Achieving Transformation. Role of Government


The phase of ‘Achieving Transformation’ is about embedding what is working into business as usual. There is generally a strong local evidence base of the impact achieved or the benefits of change. Now it is about leveraging that knowledge for broader impact, embedding these practices or new ways of working into business as usual at the local level and/or across the system to achieve transformational systems change. At this phase, partners are more confident and sophisticated in their approach to engaging with government and philanthropy. They have the relationships and knowledge from years of working together.

Scaling local innovations for broader impact poses significant questions for government: 

  • How might government take the principles, strategies or learnings from one or more systems change initiative and test them for greater scale? 
  • What are the right mechanisms to devolve decision making more closely to the local level, so that responses are tailored to local conditions? Examples might include regional or area governance structures with earned devolution of power, joint decision making with communities, and pooled funding mechanisms.
  • How do you ensure a minimum standard for Australia-wide or state-wide services yet enable tailoring to local conditions?
  • How does government mirror collaborative and holistic approaches when Government policy, programs, funding and monitoring are all portfolio based?

There are some interesting examples to watch across Australia where Social Impact Bonds, pooled funding, or outcomes-based commissioning are being tested, but it is early days. 

There are also significant implications for the skill sets of public servants. Government is increasingly embracing innovative approaches, frameworks and tools such as co-design, design sprints, hackathons, engaging lived experience and behavioural insights to inform policy and program design and implementation. However, these are not core business and significant shifts are required to capitalise on the benefit of collaborative approaches and to empower community to lead and deliver.
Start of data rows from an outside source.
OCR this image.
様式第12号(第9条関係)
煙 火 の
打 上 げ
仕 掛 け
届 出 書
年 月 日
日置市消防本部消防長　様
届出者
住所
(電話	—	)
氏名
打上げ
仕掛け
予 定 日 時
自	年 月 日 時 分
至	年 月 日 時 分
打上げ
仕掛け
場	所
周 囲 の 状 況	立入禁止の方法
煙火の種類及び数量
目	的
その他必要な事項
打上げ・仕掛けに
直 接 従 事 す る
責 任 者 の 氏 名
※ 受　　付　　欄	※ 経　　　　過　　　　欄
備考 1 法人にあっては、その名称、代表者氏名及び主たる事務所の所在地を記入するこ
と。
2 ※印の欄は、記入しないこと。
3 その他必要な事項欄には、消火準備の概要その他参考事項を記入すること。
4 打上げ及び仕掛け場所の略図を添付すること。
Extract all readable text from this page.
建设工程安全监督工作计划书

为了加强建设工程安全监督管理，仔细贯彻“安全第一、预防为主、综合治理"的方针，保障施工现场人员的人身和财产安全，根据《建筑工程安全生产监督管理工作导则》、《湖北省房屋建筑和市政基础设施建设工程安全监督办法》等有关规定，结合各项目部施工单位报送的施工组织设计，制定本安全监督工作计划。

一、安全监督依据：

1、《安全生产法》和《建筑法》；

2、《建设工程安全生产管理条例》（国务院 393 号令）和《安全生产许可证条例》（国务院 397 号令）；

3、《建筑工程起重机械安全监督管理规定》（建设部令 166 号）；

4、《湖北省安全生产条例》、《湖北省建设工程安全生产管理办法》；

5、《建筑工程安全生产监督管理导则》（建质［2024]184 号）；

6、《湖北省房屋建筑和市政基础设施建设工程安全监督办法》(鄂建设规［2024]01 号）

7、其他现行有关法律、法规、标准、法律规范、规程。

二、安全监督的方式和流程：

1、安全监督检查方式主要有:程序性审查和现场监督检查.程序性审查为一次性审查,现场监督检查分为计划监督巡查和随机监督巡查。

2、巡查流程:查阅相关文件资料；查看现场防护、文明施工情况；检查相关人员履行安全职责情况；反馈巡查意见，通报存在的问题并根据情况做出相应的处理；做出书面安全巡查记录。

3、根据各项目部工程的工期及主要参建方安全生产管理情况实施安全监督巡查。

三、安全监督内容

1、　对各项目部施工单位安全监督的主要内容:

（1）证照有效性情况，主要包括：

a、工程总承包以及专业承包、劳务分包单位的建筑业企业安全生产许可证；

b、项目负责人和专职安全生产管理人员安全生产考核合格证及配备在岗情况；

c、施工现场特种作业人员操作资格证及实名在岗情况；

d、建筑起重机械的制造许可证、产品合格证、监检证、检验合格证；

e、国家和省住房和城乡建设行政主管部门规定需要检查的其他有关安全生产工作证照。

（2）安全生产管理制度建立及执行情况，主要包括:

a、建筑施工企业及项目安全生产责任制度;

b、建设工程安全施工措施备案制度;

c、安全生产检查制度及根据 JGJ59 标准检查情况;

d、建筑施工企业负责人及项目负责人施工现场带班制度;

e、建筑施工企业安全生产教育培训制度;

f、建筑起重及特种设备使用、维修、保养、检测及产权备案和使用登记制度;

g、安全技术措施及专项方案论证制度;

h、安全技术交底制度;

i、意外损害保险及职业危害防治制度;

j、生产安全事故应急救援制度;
During this phase be mindful of:

  • Boundaries: the lines between policy and implementation may need to be increasingly blurred to support responses to complex problems. This will support adaptive strategy and a test and learn approach.
  • Capability: there will be a need to build the capability of the public service in increasingly valuable technical skills such as design thinking, engagement and facilitation, relationship brokering, evaluation and scaling of successful approaches. 
  • Funding: innovative funding pools for collaboratives tackling complex problems may be required, especially where this allows them to access funds in a timely way as needed. This could be to address a problem, develop a new idea, pilot or even scale.
  • Feedback: if they are not already in place, feedback loop structures will need to be built into government to connect knowledge and lessons from the local level to inform policy/ program design.